Sixth Circuit to Decide How Much Autonomy Churches Have

POLITICS & POLICY
(File photo: Nick Oxford/Reuters)

Can an ordained minister dodge the First Amendment’s rule against ministers suing their churches by simply slapping a new label on the same facts? That’s the question facing the Sixth Circuit Court of Appeals next week in Middleton v. United Church of Christ Board.

The Reverend Waltrina Middleton, an ordained United Church of Christ minister working at the denominational level, sued her church after she was let go from her leadership position planning nationwide religious youth events. The church argued that the claim was barred under the ministerial exception, a First Amendment doctrine that forbids federal judges from deciding employment disputes between churches and their ministers. The ministerial exception was recognized by the Supreme Court in the 2012 case Hosanna-Tabor Lutheran Church & School v. EEOC and affirmed in 2020 in Our Lady of Guadalupe v. Morrisey-Berru.

Normally, that would be the end of the case, but Reverend Middleton recast all her Title VII employment-discrimination claims (which she realized were barred) as Title VII hostile-work-environment claims (which she thought might not be), even though the factual underpinnings of both were essentially identical. The move worked. Siding with the Ninth Circuit and apparently unaware of contrary Sixth Circuit precedent, the district court held that the ministerial exception applied to only some Title VII claims — and not to any hostile-work-environment claims.

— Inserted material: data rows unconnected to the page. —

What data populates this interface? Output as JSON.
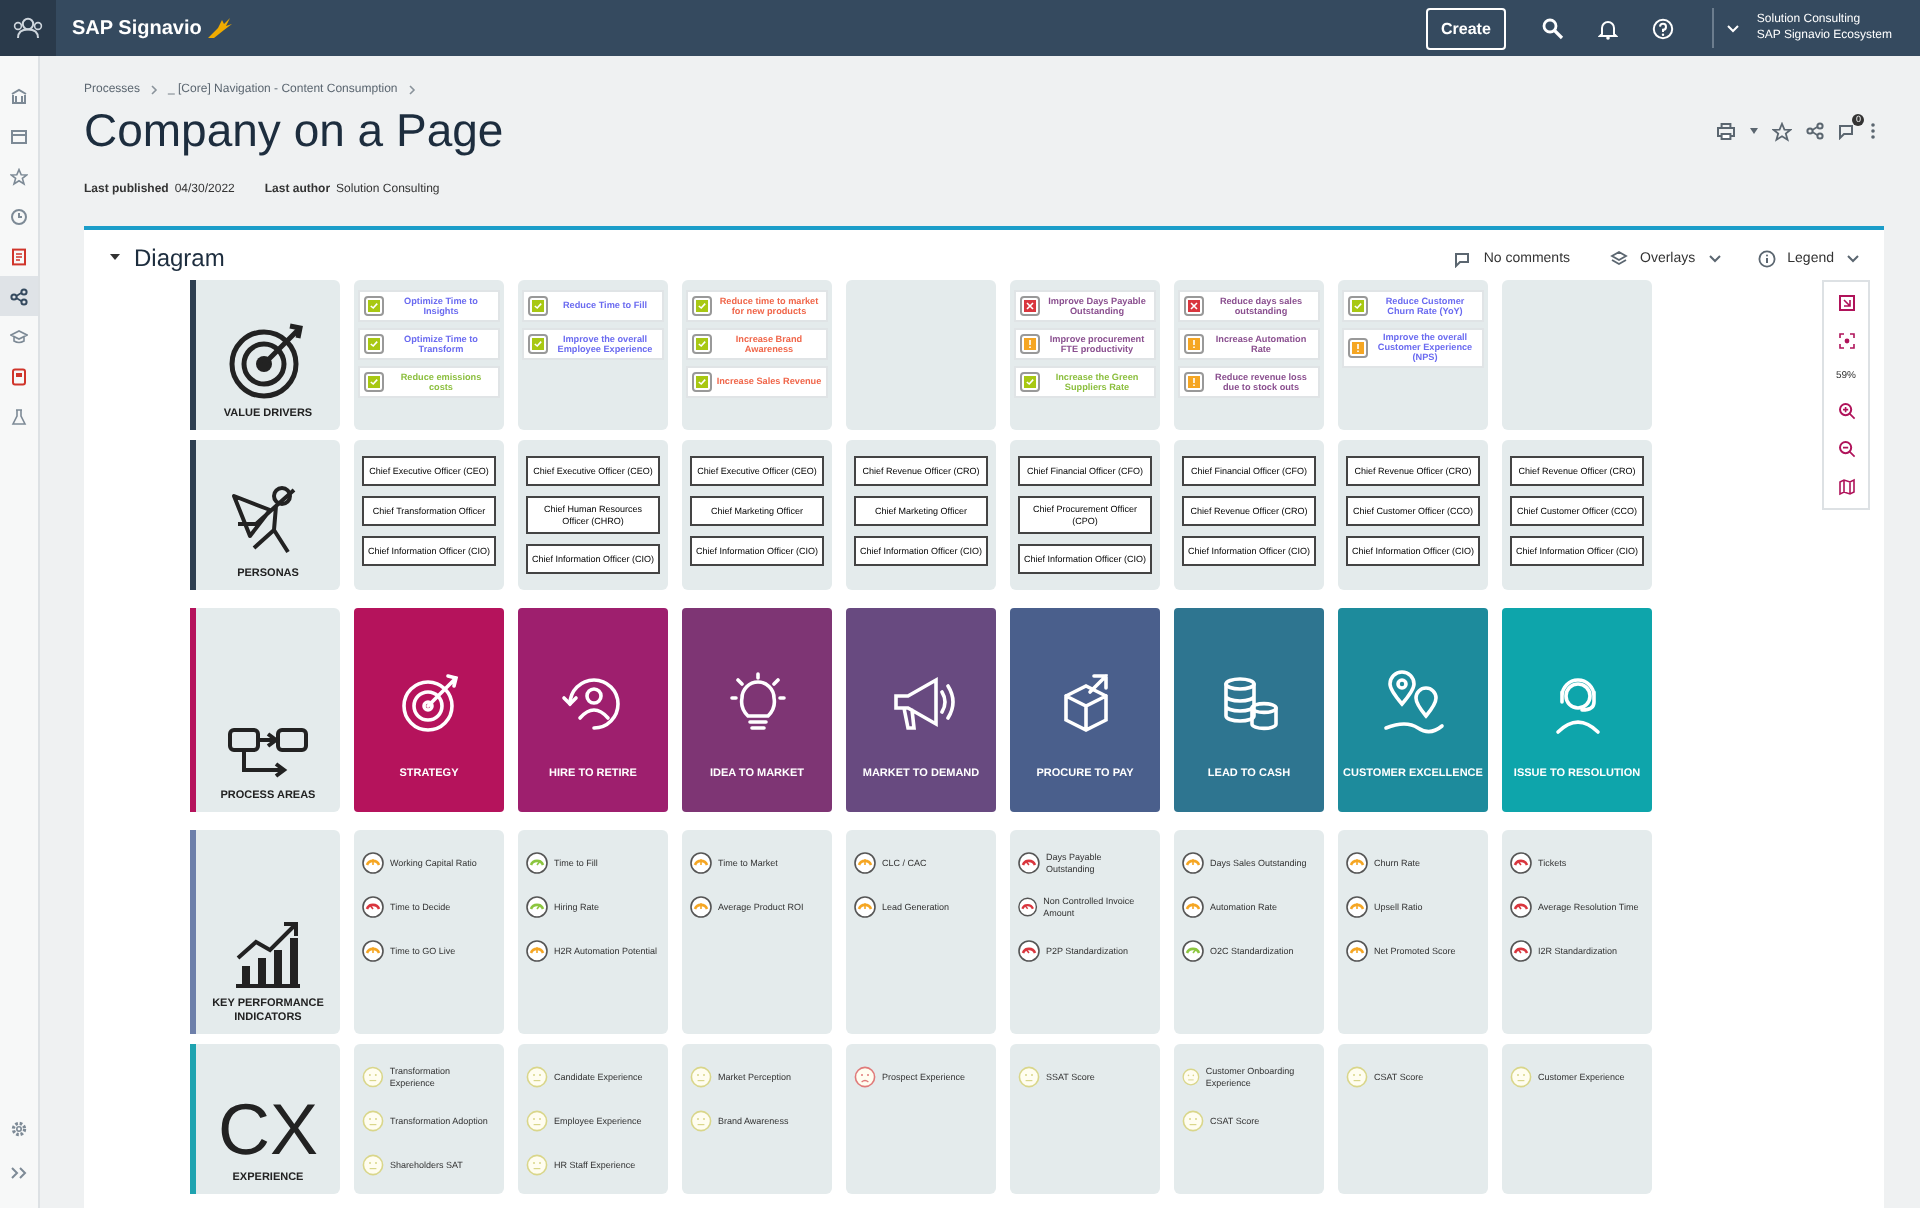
{
  "header": {
    "logo": "SAP Signavio",
    "create_button": "Create",
    "user_name": "Solution Consulting",
    "user_org": "SAP Signavio Ecosystem"
  },
  "sidebar": {
    "items": [
      {
        "selected": false
      },
      {
        "selected": false
      },
      {
        "selected": false
      },
      {
        "selected": false
      },
      {
        "selected": false
      },
      {
        "selected": true
      },
      {
        "selected": false
      },
      {
        "selected": false
      },
      {
        "selected": false
      }
    ]
  },
  "breadcrumb": [
    "Processes",
    "_ [Core] Navigation - Content Consumption"
  ],
  "title": "Company on a Page",
  "meta": [
    {
      "label": "Last published",
      "value": "04/30/2022"
    },
    {
      "label": "Last author",
      "value": "Solution Consulting"
    }
  ],
  "comment_count": "0",
  "diagram": {
    "title": "Diagram",
    "comments": "No comments",
    "overlays": "Overlays",
    "legend": "Legend",
    "zoom": "59%",
    "rows": [
      {
        "kind": "value_drivers",
        "label": "VALUE DRIVERS",
        "color": "#2d3e50",
        "columns": [
          [
            {
              "text": "Optimize Time to Insights",
              "kind": "check",
              "color": "#6b6bf0"
            },
            {
              "text": "Optimize Time to Transform",
              "kind": "check",
              "color": "#6b6bf0"
            },
            {
              "text": "Reduce emissions costs",
              "kind": "check",
              "color": "#8cbf3f"
            }
          ],
          [
            {
              "text": "Reduce Time to Fill",
              "kind": "check",
              "color": "#6b6bf0"
            },
            {
              "text": "Improve the overall Employee Experience",
              "kind": "check",
              "color": "#6b6bf0"
            }
          ],
          [
            {
              "text": "Reduce time to market for new products",
              "kind": "check",
              "color": "#f0664a"
            },
            {
              "text": "Increase Brand Awareness",
              "kind": "check",
              "color": "#f0664a"
            },
            {
              "text": "Increase Sales Revenue",
              "kind": "check",
              "color": "#f0664a"
            }
          ],
          [],
          [
            {
              "text": "Improve Days Payable Outstanding",
              "kind": "cross",
              "color": "#8a4f8f"
            },
            {
              "text": "Improve procurement FTE productivity",
              "kind": "warning",
              "color": "#8a4f8f"
            },
            {
              "text": "Increase the Green Suppliers Rate",
              "kind": "check",
              "color": "#8cbf3f"
            }
          ],
          [
            {
              "text": "Reduce days sales outstanding",
              "kind": "cross",
              "color": "#8a4f8f"
            },
            {
              "text": "Increase Automation Rate",
              "kind": "warning",
              "color": "#8a4f8f"
            },
            {
              "text": "Reduce revenue loss due to stock outs",
              "kind": "warning",
              "color": "#8a4f8f"
            }
          ],
          [
            {
              "text": "Reduce Customer Churn Rate (YoY)",
              "kind": "check",
              "color": "#6b6bf0"
            },
            {
              "text": "Improve the overall Customer Experience (NPS)",
              "kind": "warning",
              "color": "#6b6bf0"
            }
          ],
          []
        ]
      },
      {
        "kind": "personas",
        "label": "PERSONAS",
        "color": "#2d3e50",
        "columns": [
          [
            "Chief Executive Officer (CEO)",
            "Chief Transformation Officer",
            "Chief Information Officer (CIO)"
          ],
          [
            "Chief Executive Officer (CEO)",
            "Chief Human Resources Officer (CHRO)",
            "Chief Information Officer (CIO)"
          ],
          [
            "Chief Executive Officer (CEO)",
            "Chief Marketing Officer",
            "Chief Information Officer (CIO)"
          ],
          [
            "Chief Revenue Officer (CRO)",
            "Chief Marketing Officer",
            "Chief Information Officer (CIO)"
          ],
          [
            "Chief Financial Officer (CFO)",
            "Chief Procurement Officer (CPO)",
            "Chief Information Officer (CIO)"
          ],
          [
            "Chief Financial Officer (CFO)",
            "Chief Revenue Officer (CRO)",
            "Chief Information Officer (CIO)"
          ],
          [
            "Chief Revenue Officer (CRO)",
            "Chief Customer Officer (CCO)",
            "Chief Information Officer (CIO)"
          ],
          [
            "Chief Revenue Officer (CRO)",
            "Chief Customer Officer (CCO)",
            "Chief Information Officer (CIO)"
          ]
        ]
      },
      {
        "kind": "process_areas",
        "label": "PROCESS AREAS",
        "color": "#b5135c",
        "tiles": [
          {
            "label": "STRATEGY",
            "color": "#b5135c"
          },
          {
            "label": "HIRE TO RETIRE",
            "color": "#9e1f6e"
          },
          {
            "label": "IDEA TO MARKET",
            "color": "#7e3574"
          },
          {
            "label": "MARKET TO DEMAND",
            "color": "#684a80"
          },
          {
            "label": "PROCURE TO PAY",
            "color": "#4a5f8c"
          },
          {
            "label": "LEAD TO CASH",
            "color": "#2e7590"
          },
          {
            "label": "CUSTOMER EXCELLENCE",
            "color": "#1d8b9c"
          },
          {
            "label": "ISSUE TO RESOLUTION",
            "color": "#0ea5ab"
          }
        ]
      },
      {
        "kind": "kpis",
        "label": "KEY PERFORMANCE INDICATORS",
        "color": "#6d7faa",
        "columns": [
          [
            {
              "text": "Working Capital Ratio",
              "kind": "warning"
            },
            {
              "text": "Time to Decide",
              "kind": "critical"
            },
            {
              "text": "Time to GO Live",
              "kind": "warning"
            }
          ],
          [
            {
              "text": "Time to Fill",
              "kind": "good"
            },
            {
              "text": "Hiring Rate",
              "kind": "good"
            },
            {
              "text": "H2R Automation Potential",
              "kind": "warning"
            }
          ],
          [
            {
              "text": "Time to Market",
              "kind": "warning"
            },
            {
              "text": "Average Product ROI",
              "kind": "warning"
            }
          ],
          [
            {
              "text": "CLC / CAC",
              "kind": "warning"
            },
            {
              "text": "Lead Generation",
              "kind": "warning"
            }
          ],
          [
            {
              "text": "Days Payable Outstanding",
              "kind": "critical"
            },
            {
              "text": "Non Controlled Invoice Amount",
              "kind": "critical"
            },
            {
              "text": "P2P Standardization",
              "kind": "critical"
            }
          ],
          [
            {
              "text": "Days Sales Outstanding",
              "kind": "warning"
            },
            {
              "text": "Automation Rate",
              "kind": "warning"
            },
            {
              "text": "O2C Standardization",
              "kind": "good"
            }
          ],
          [
            {
              "text": "Churn Rate",
              "kind": "warning"
            },
            {
              "text": "Upsell Ratio",
              "kind": "warning"
            },
            {
              "text": "Net Promoted Score",
              "kind": "warning"
            }
          ],
          [
            {
              "text": "Tickets",
              "kind": "critical"
            },
            {
              "text": "Average Resolution Time",
              "kind": "critical"
            },
            {
              "text": "I2R Standardization",
              "kind": "critical"
            }
          ]
        ]
      },
      {
        "kind": "experience",
        "label": "EXPERIENCE",
        "mark": "CX",
        "color": "#1fa3b0",
        "columns": [
          [
            {
              "text": "Transformation Experience",
              "kind": "neutral"
            },
            {
              "text": "Transformation Adoption",
              "kind": "neutral"
            },
            {
              "text": "Shareholders SAT",
              "kind": "neutral"
            }
          ],
          [
            {
              "text": "Candidate Experience",
              "kind": "neutral"
            },
            {
              "text": "Employee Experience",
              "kind": "neutral"
            },
            {
              "text": "HR Staff Experience",
              "kind": "neutral"
            }
          ],
          [
            {
              "text": "Market Perception",
              "kind": "neutral"
            },
            {
              "text": "Brand Awareness",
              "kind": "neutral"
            }
          ],
          [
            {
              "text": "Prospect Experience",
              "kind": "sad"
            }
          ],
          [
            {
              "text": "SSAT Score",
              "kind": "neutral"
            }
          ],
          [
            {
              "text": "Customer Onboarding Experience",
              "kind": "neutral"
            },
            {
              "text": "CSAT Score",
              "kind": "neutral"
            }
          ],
          [
            {
              "text": "CSAT Score",
              "kind": "neutral"
            }
          ],
          [
            {
              "text": "Customer Experience",
              "kind": "neutral"
            }
          ]
        ]
      }
    ]
  }
}
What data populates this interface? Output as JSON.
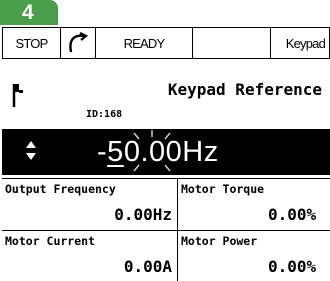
{
  "page_badge": "4",
  "status": {
    "stop": "STOP",
    "rotation_icon": "rotation-arrow-icon",
    "ready": "READY",
    "empty": "",
    "keypad": "Keypad"
  },
  "header": {
    "title": "Keypad Reference",
    "id": "ID:168",
    "icon": "parameter-flag-icon"
  },
  "value": {
    "sign": "-",
    "digit_cursor": "5",
    "rest": "0.00",
    "unit": "Hz",
    "adjust_icon": "up-down-arrows-icon"
  },
  "monitor": [
    {
      "label": "Output Frequency",
      "value": "0.00Hz"
    },
    {
      "label": "Motor Torque",
      "value": "0.00%"
    },
    {
      "label": "Motor Current",
      "value": "0.00A"
    },
    {
      "label": "Motor Power",
      "value": "0.00%"
    }
  ],
  "colors": {
    "badge": "#4a9d4a",
    "value_bar": "#000000"
  }
}
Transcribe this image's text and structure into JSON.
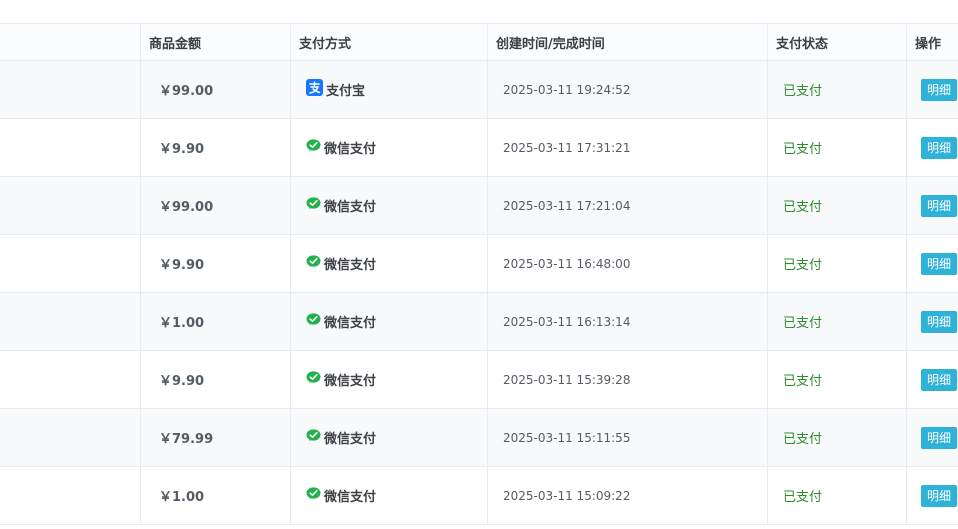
{
  "header": {
    "amount": "商品金额",
    "payment": "支付方式",
    "time": "创建时间/完成时间",
    "status": "支付状态",
    "action": "操作"
  },
  "colors": {
    "wechat": "#22b14c",
    "alipay": "#1677ff",
    "status": "#2e8c2e",
    "button": "#2fb2d8"
  },
  "rows": [
    {
      "amount": "￥99.00",
      "method": "alipay",
      "method_label": "支付宝",
      "time": "2025-03-11 19:24:52",
      "status": "已支付",
      "action": "明细"
    },
    {
      "amount": "￥9.90",
      "method": "wechat",
      "method_label": "微信支付",
      "time": "2025-03-11 17:31:21",
      "status": "已支付",
      "action": "明细"
    },
    {
      "amount": "￥99.00",
      "method": "wechat",
      "method_label": "微信支付",
      "time": "2025-03-11 17:21:04",
      "status": "已支付",
      "action": "明细"
    },
    {
      "amount": "￥9.90",
      "method": "wechat",
      "method_label": "微信支付",
      "time": "2025-03-11 16:48:00",
      "status": "已支付",
      "action": "明细"
    },
    {
      "amount": "￥1.00",
      "method": "wechat",
      "method_label": "微信支付",
      "time": "2025-03-11 16:13:14",
      "status": "已支付",
      "action": "明细"
    },
    {
      "amount": "￥9.90",
      "method": "wechat",
      "method_label": "微信支付",
      "time": "2025-03-11 15:39:28",
      "status": "已支付",
      "action": "明细"
    },
    {
      "amount": "￥79.99",
      "method": "wechat",
      "method_label": "微信支付",
      "time": "2025-03-11 15:11:55",
      "status": "已支付",
      "action": "明细"
    },
    {
      "amount": "￥1.00",
      "method": "wechat",
      "method_label": "微信支付",
      "time": "2025-03-11 15:09:22",
      "status": "已支付",
      "action": "明细"
    }
  ]
}
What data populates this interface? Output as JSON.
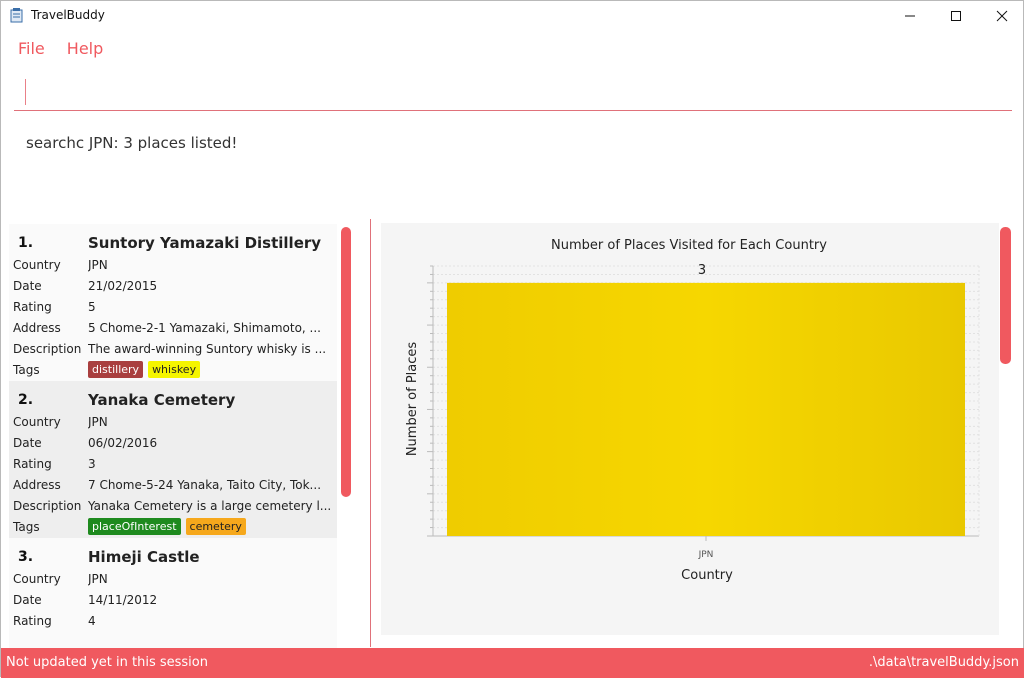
{
  "window": {
    "title": "TravelBuddy"
  },
  "menu": [
    "File",
    "Help"
  ],
  "command": {
    "value": ""
  },
  "result_text": "searchc JPN: 3 places listed!",
  "labels": {
    "country": "Country",
    "date": "Date",
    "rating": "Rating",
    "address": "Address",
    "description": "Description",
    "tags": "Tags"
  },
  "places": [
    {
      "index": "1.",
      "name": "Suntory Yamazaki Distillery",
      "country": "JPN",
      "date": "21/02/2015",
      "rating": "5",
      "address": "5 Chome-2-1 Yamazaki, Shimamoto, ...",
      "description": "The award-winning Suntory whisky is ...",
      "tags": [
        {
          "text": "distillery",
          "bg": "#a93f3f",
          "fg": "#ffffff"
        },
        {
          "text": "whiskey",
          "bg": "#f5f500",
          "fg": "#222222"
        }
      ]
    },
    {
      "index": "2.",
      "name": "Yanaka Cemetery",
      "country": "JPN",
      "date": "06/02/2016",
      "rating": "3",
      "address": "7 Chome-5-24 Yanaka, Taito City, Tok...",
      "description": "Yanaka Cemetery is a large cemetery l...",
      "tags": [
        {
          "text": "placeOfInterest",
          "bg": "#1e8a1e",
          "fg": "#ffffff"
        },
        {
          "text": "cemetery",
          "bg": "#f6a81c",
          "fg": "#222222"
        }
      ]
    },
    {
      "index": "3.",
      "name": "Himeji Castle",
      "country": "JPN",
      "date": "14/11/2012",
      "rating": "4"
    }
  ],
  "chart_data": {
    "type": "bar",
    "title": "Number of Places Visited for Each Country",
    "xlabel": "Country",
    "ylabel": "Number of Places",
    "categories": [
      "JPN"
    ],
    "values": [
      3
    ],
    "data_labels": [
      "3"
    ],
    "ylim": [
      0,
      3.2
    ],
    "bar_color": "#f2d100",
    "grid": true
  },
  "status": {
    "left": "Not updated yet in this session",
    "right": ".\\data\\travelBuddy.json"
  },
  "colors": {
    "accent": "#f0595f"
  }
}
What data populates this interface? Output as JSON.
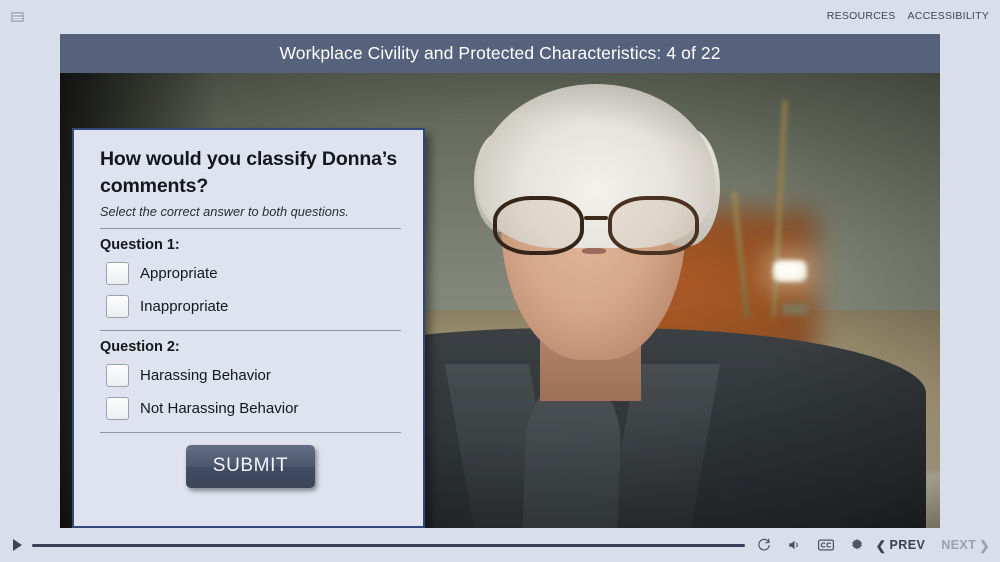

But the Ninth Circuit’s conclusion has been widely decried for decades because, in the words of dissenting circuit judges, it “undermines over a century of Supreme Court jurisprudence, runs contrary to every other [federal] Court of Appeals that has had occasion to visit the issue,” and “narrows the ministerial exception nearly to the point of extinction.”

If anything, hostile-work-environment claims are worse than the mine-run Title VII claims that everyone agrees are barred, since they open the entire employment relationship between a church and its ministers to pervasive government examination and control. For that reason, the Seventh and Tenth Circuits have found that Title VII hostile-work-environment claims are barred, and the Fifth and Eleventh Circuits have said the same about all Title VII claims, period. As particularly relevant here, the Sixth Circuit agrees with the Fifth and Eleventh, which it reaffirmed most recently in a 2015 decision.

The district court ultimately ruled for the church on other grounds, and Reverend Middleton appealed. Our law firm, the Becket Fund for Religious Liberty, filed an amicus supporting the church on behalf of Agudath Israel and the Russian Orthodox Church Outside of Russia, asking the Sixth Circuit to correct the district court’s mistaken ministerial-exception ruling.

The Sixth Circuit panel deciding the case has set the case for submission on the briefing next week. And the panel will not be alone in considering this important issue. There are already cases concerning the intersection of hostile-work-environment claims and the ministerial exception pending before the Third Circuit and the en banc Seventh Circuit. Apparently, many plaintiffs’ lawyers are trying to relabel employment disputes against churches in order to get around the First Amendment. Here’s hoping the courts will not allow the wool to be pulled over their eyes.

Adèle Keim and Daniel Blomberg are attorneys for the Becket Fund for Religious Liberty.